Mientras el trío desaparecía en la luz…

…muy abajo, en el sexagésimo octavo piso, un vasto salón brillaba como una galaxia hecha de tiempo cristalino.

En su centro, Seere apareció, colocando un mechón de cabello violeta detrás de su oreja, sonriendo ligeramente.

—He encontrado a alguien… verdaderamente fascinante —susurró, casi como una canción.

Desde el trono cristalino en el corazón de la habitación, un hombre se sentaba en silencio. Alto y majestuoso, su cabello negro con puntas doradas, cuernos de demonio gemelos curvándose como una corona. Sus ojos rojo-dorados irradiaban tanto sabiduría ancestral como poder abrumador.

Observó a su hija por un momento, suspirando suavemente.

—Seere… —dijo en un tono cansado pero gentil—. ¿Otra pequeña perturbación?

Seere solo sonrió, juntando sus manos detrás de su espalda como una niña traviesa.

—No una perturbación, Padre. Solo… curiosidad.

Belial, uno de los más antiguos Reyes Demonios del inframundo, sacudió su cabeza con una leve sonrisa.

—Ese temperamento tuyo… demasiado parecido al de un hombre.

—Fufu~ —rió ligeramente Seere, girando sobre su talón.

Belial exhaló en silenciosa resignación.

—Esperemos que, esta vez, no hayas elegido a alguien que destruya el mundo.
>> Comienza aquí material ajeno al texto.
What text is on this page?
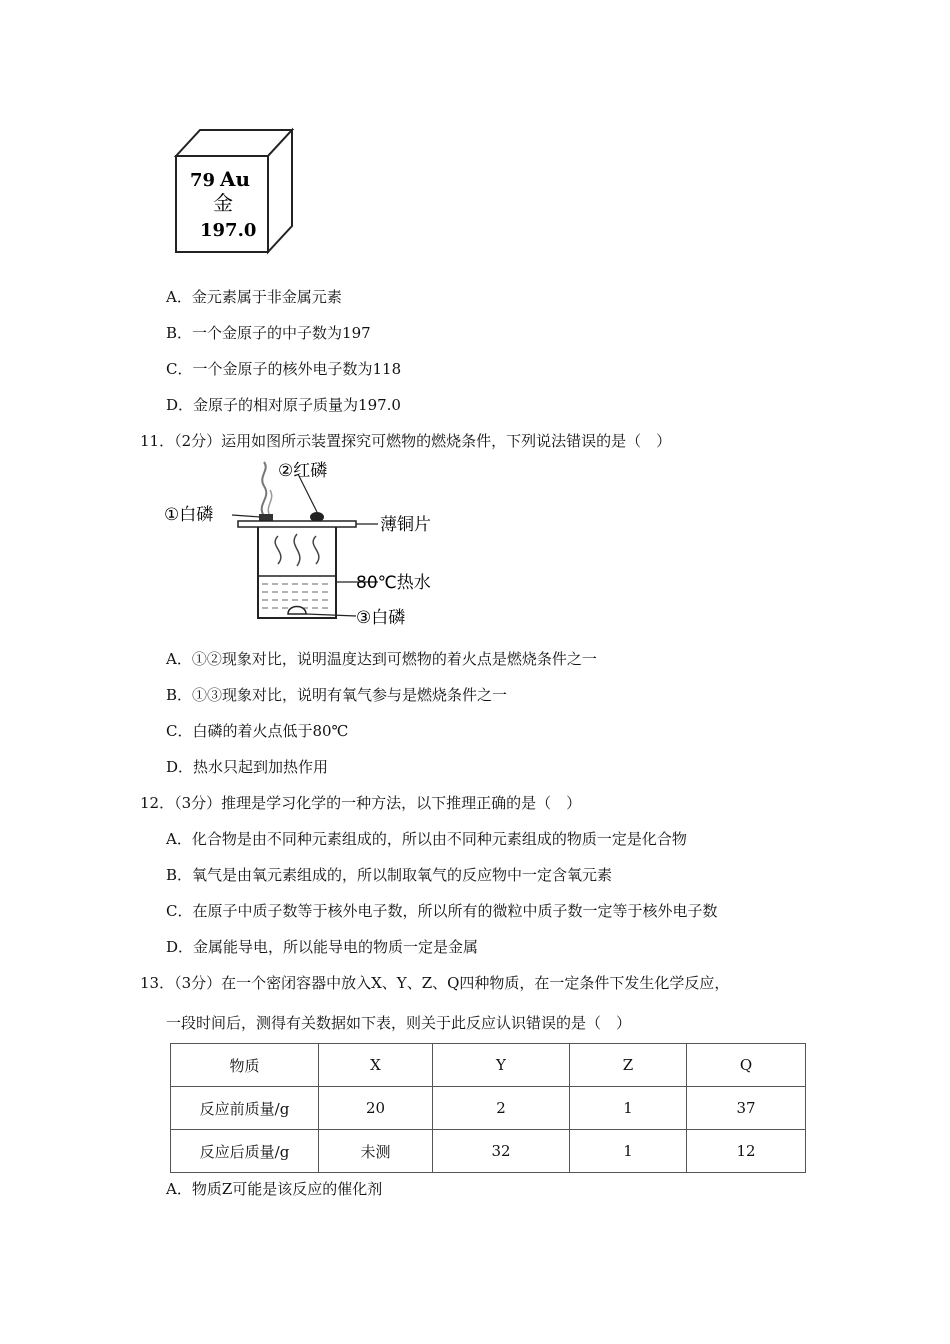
79 Au
金
197.0
A．金元素属于非金属元素
B．一个金原子的中子数为197
C．一个金原子的核外电子数为118
D．金原子的相对原子质量为197.0
11．（2分）运用如图所示装置探究可燃物的燃烧条件，下列说法错误的是（　）
②红磷
①白磷	薄铜片
80℃热水
③白磷
A．①②现象对比，说明温度达到可燃物的着火点是燃烧条件之一
B．①③现象对比，说明有氧气参与是燃烧条件之一
C．白磷的着火点低于80℃
D．热水只起到加热作用
12．（3分）推理是学习化学的一种方法，以下推理正确的是（　）
A．化合物是由不同种元素组成的，所以由不同种元素组成的物质一定是化合物
B．氧气是由氧元素组成的，所以制取氧气的反应物中一定含氧元素
C．在原子中质子数等于核外电子数，所以所有的微粒中质子数一定等于核外电子数
D．金属能导电，所以能导电的物质一定是金属
13．（3分）在一个密闭容器中放入X、Y、Z、Q四种物质，在一定条件下发生化学反应，
一段时间后，测得有关数据如下表，则关于此反应认识错误的是（　）
物质	X	Y	Z	Q
反应前质量/g	20	2	1	37
反应后质量/g	未测	32	1	12
A．物质Z可能是该反应的催化剂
Pero Seere solo sonrió más ampliamente, sus ojos dorados elevándose hacia el cielo cristalino, donde matices de violeta y azul brillaban sin fin.

—No, Padre. El mundo no necesita destrucción.

Su voz se suavizó hasta convertirse en un susurro.

—Solo necesita… un pequeño cambio.

Los dos rieron suavemente, en silencio, una risa compartida por seres cuyo poder había superado desde hace mucho tiempo incluso a los dioses mismos.